Writing Exercise #9

cleaner water:

-Although cleaner water normally sounds like a good thing, the ingestion of water from rivers and wells that indigenous people consumed had many more microbes from the environment. The water consumes now is so highly processed and removed of microbes we have much less exposure.

Smaller families:

-With couples choosing to produce less offspring for financial purposes, there are fewer microbes that can be exposed to people at younger ages. As siblings may live in the same environment, they are not glued to each other and tend to make different friends, hang out in different places, and do different activities. This increases the exposure of various microbes to individuals from their siblings who experience different environments. The exchange of microbes between siblings is a factor.

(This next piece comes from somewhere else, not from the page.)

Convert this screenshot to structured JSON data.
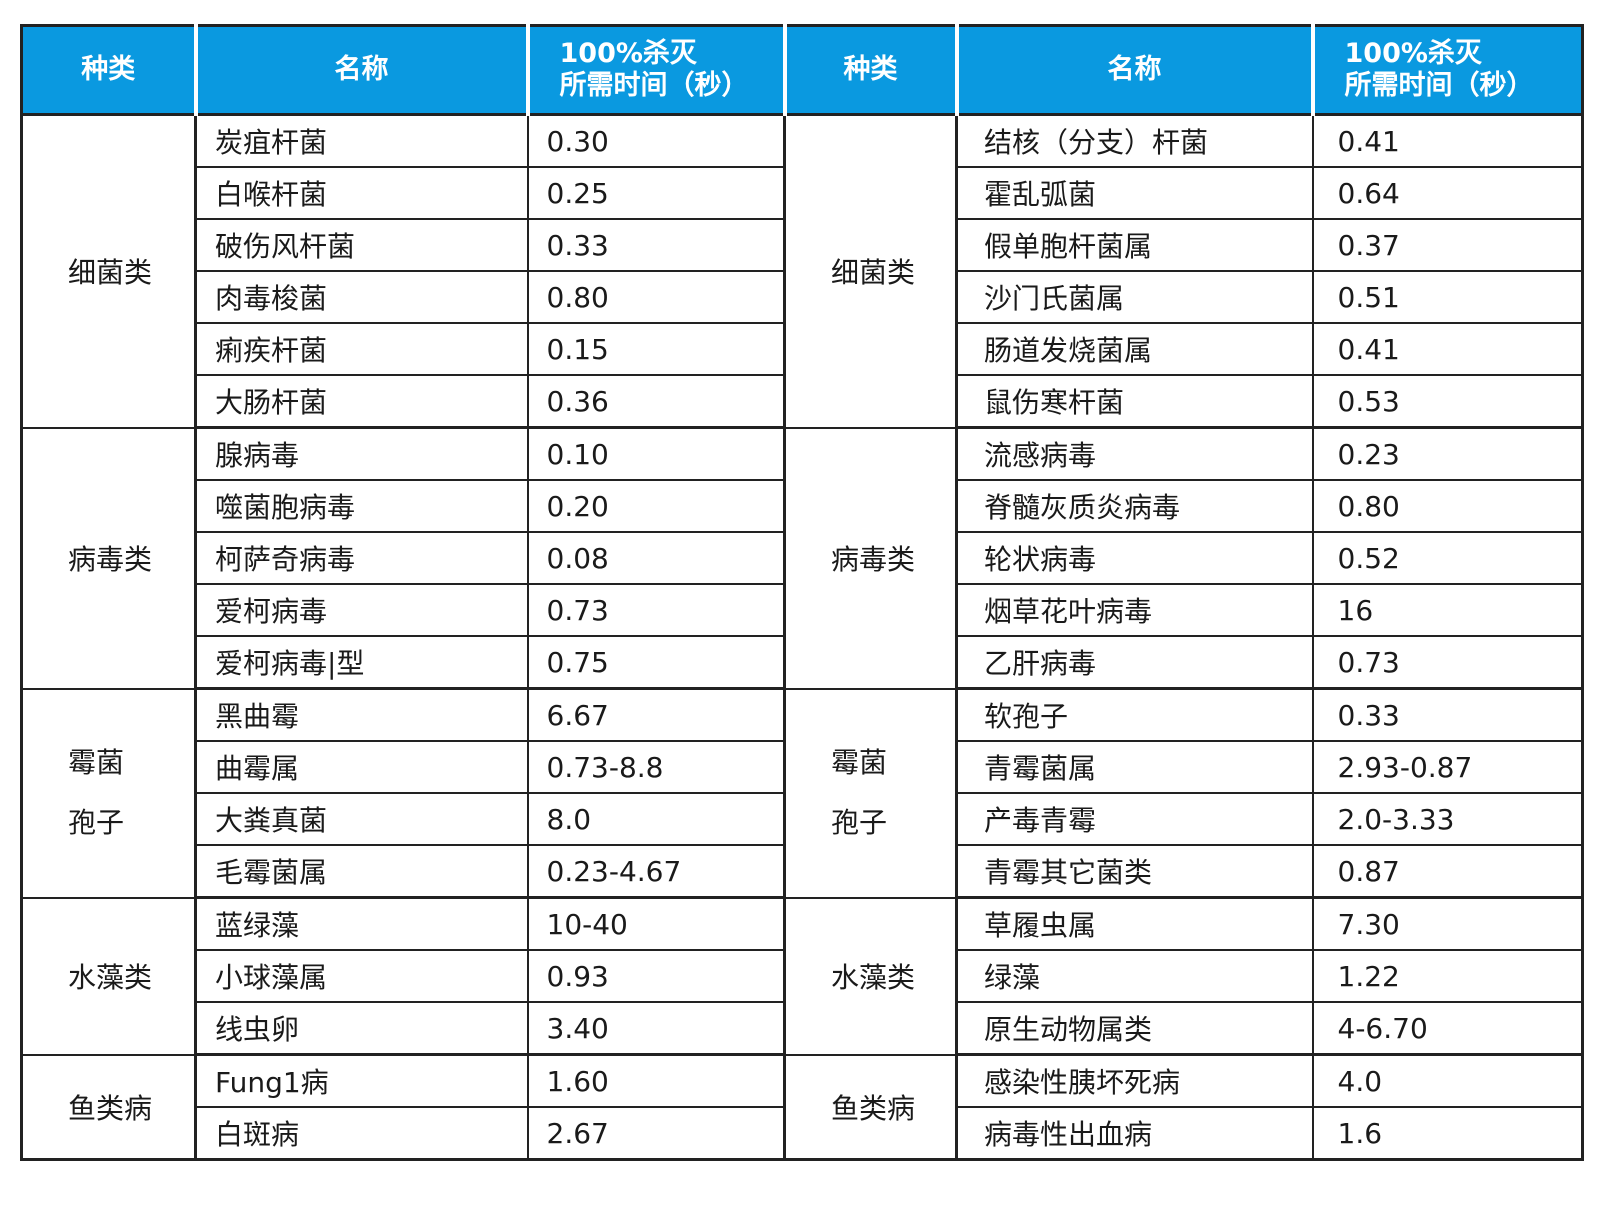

Born via Cesarian section:

-Being delivered by c-section changes what microbes an individual is immediately exposed to at birth. It has been shown that vaginal bacteria are very beneficial to infant development. People who are born via c-section do not get exposed to this beneficial bacteria and are instead immediately exposed to skin bacteria. By missing out on being colonized by vaginal bacteria, those individuals miss out on the health benefits that come with them.

Antibiotic exposure:

Taking many antibiotics as a child or infant changes the stable structure of microbial communities. They can kill healthy bacteria that are used in immune defense or metabolism and have co-existed with humans for thousands of years, such as H.pylori. The use of antibiotics selectively permits certain microbes to inhabit while others cannot, which can last for years after ceasing the use of the antibiotic.

Decline in breastfeeding:

-The decline in breastfeeding and increase in formula feeding has decreased microbe exposure. The oral microbiome of infants will have greater colonization of microbes from the breast and from the milk that is beneficial, while formula infants will not. Additionally, the gut microbiome is further matured in infants who drink breast milk and need to breakdown the sugars/fats that are present in breast milk.

Playing outside as a child:

-Children who play outside are exposed to many more microbes than those who stay inside. Acts such as eating dirt as a child can expose an individual to many microbes as there is a lot in soil. Additionally, playing with other children outside can increase the likelihood of exchanging microbes and being exposed to germs from the other child’s environment.